The same sloppiness seeped into another appearance Glenn made on DemocracyNow about a month ago. As he said on April 13:
And what little there is to see comes from her confirmation hearing as Solicitor General and a law review article she wrote in 2001, in which she expressed very robust defenses of executive power, including the power of the president to indefinitely detain anybody around the world as an enemy combatant, based on the Bush-Cheney theory that the entire world is a battlefield and the US is waging a worldwide war.
Notice now the "law review article she wrote in 2001" is being used in the context of supporting "robust defenses of executive power, including the power to indefinitely detain." It was this language that I called Glenn out on last night explicitly, asserting that the 2001 article did not even remotely support a president's constitutional claim to detain, Congress's contrary view notwithstanding.
Before I had seen Glenn's response this morning, we had emailed about this point.

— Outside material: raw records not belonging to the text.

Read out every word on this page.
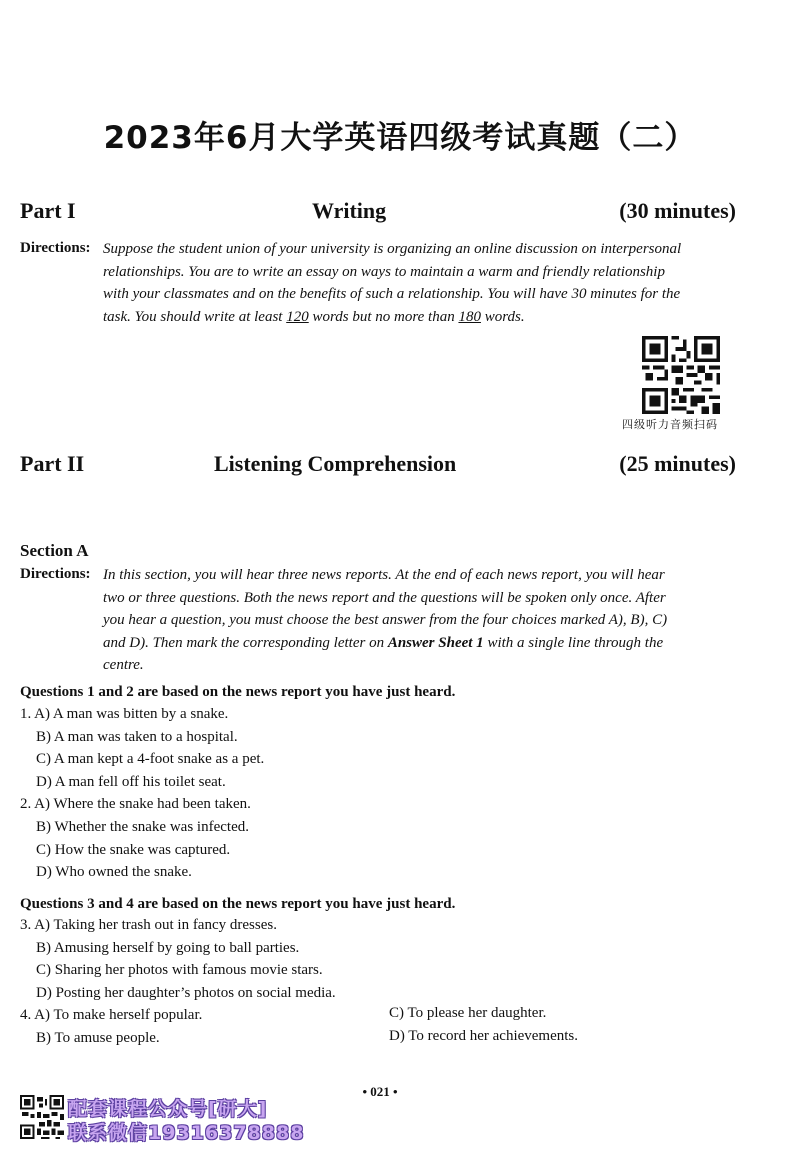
2023年6月大学英语四级考试真题（二）
Part I	Writing	(30 minutes)
Directions: Suppose the student union of your university is organizing an online discussion on interpersonal
relationships. You are to write an essay on ways to maintain a warm and friendly relationship
with your classmates and on the benefits of such a relationship. You will have 30 minutes for the
task. You should write at least 120 words but no more than 180 words.
四级听力音频扫码
Part II	Listening Comprehension	(25 minutes)
Section A
Directions: In this section, you will hear three news reports. At the end of each news report, you will hear
two or three questions. Both the news report and the questions will be spoken only once. After
you hear a question, you must choose the best answer from the four choices marked A), B), C)
and D). Then mark the corresponding letter on Answer Sheet 1 with a single line through the
centre.
Questions 1 and 2 are based on the news report you have just heard.
1. A) A man was bitten by a snake.
B) A man was taken to a hospital.
C) A man kept a 4-foot snake as a pet.
D) A man fell off his toilet seat.
2. A) Where the snake had been taken.
B) Whether the snake was infected.
C) How the snake was captured.
D) Who owned the snake.
Questions 3 and 4 are based on the news report you have just heard.
3. A) Taking her trash out in fancy dresses.
B) Amusing herself by going to ball parties.
C) Sharing her photos with famous movie stars.
D) Posting her daughter’s photos on social media.
4. A) To make herself popular.
B) To amuse people.
C) To please her daughter.
D) To record her achievements.
• 021 •
配套课程公众号[研大]
联系微信19316378888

He had acknowledged that the "grammar is a bit vague" but that he "never thought, implied or claimed that that article had anything to do with detention."
But the question isn't detention. The question of "executive power" (as opposed to government power generally) is whether the president has a constitutional authority to decide what to do independent of Congress. That was the constitutional challenge raised by Bush-Cheney. No one thinks that there's a serious constitutional question (beyond due process rights) in this Court if Congress expressly gives the president the power to detain. The whole constitutional fight is about whether that policy judgment is one that Congress gets to participate in, or whether it is the president's to make alone. And what Glenn was saying is that Kagan's 2001 article is consistent with the "robust views" of executive power that Bush/Cheney advanced.
And so as I said last night on the Maddow show:
Now, that article was written before George Bush, before 9/11, and before George Bush articulated anything about this power. It has nothing to do with the power of the president to detain anybody. The power of the unitary executive that George Bush articulated -- this kind of über-power of unitary executive -- was nowhere even hinted at in Elena's article. Yet Glenn has repeatedly asserted that she is George Bush, and that is just flatly wrong.
This is my "falsehood" "spewed on TV." Except that whether it was "spewed" or not, it isn't false. Glenn has repeatedly suggested that Kagan's 2001 article shows that she believes the president has the power "instead of" Congress. That characterization of Kagan's view is flatly wrong. It was wrong to suggest she had said that about the ordinary work of administrative agencies. It was super-wrong to suggest she had said that about anything to do with the president's power to wage war. To link the two together in a single sentence would confuse -- even if the grammar were clear. And to hear people echo the words of Glenn, it is clear his confusion has spread.
Chill, Glenn. Dial down the outrage. Dial back the hyperbole. And stop calling those who applaud you liars. No doubt there are other progressives the president could have nominated with a clearer public record. I can well understand the frustration of some that the president didn't pick one of these others, even if I don't share it.
But you can make your point well enough without painting everyone else as liars or constitutional crazies. If I was confused by the "vagueness" in your "grammar," I apologize. I wouldn't have used it had I not read you repeat the thrust of the point again and again. But now that you've clarified it -- now that you've acknowledged that the 2001 piece does not support the Bush/Cheney doctrine of "executive power" -- let's move on. There are wildly more important battles to fight in our common campaign against the corruption of Congress. Winning that battle would ultimately be more important to progressives and our democracy than the difference between the justices Barack Obama could appoint.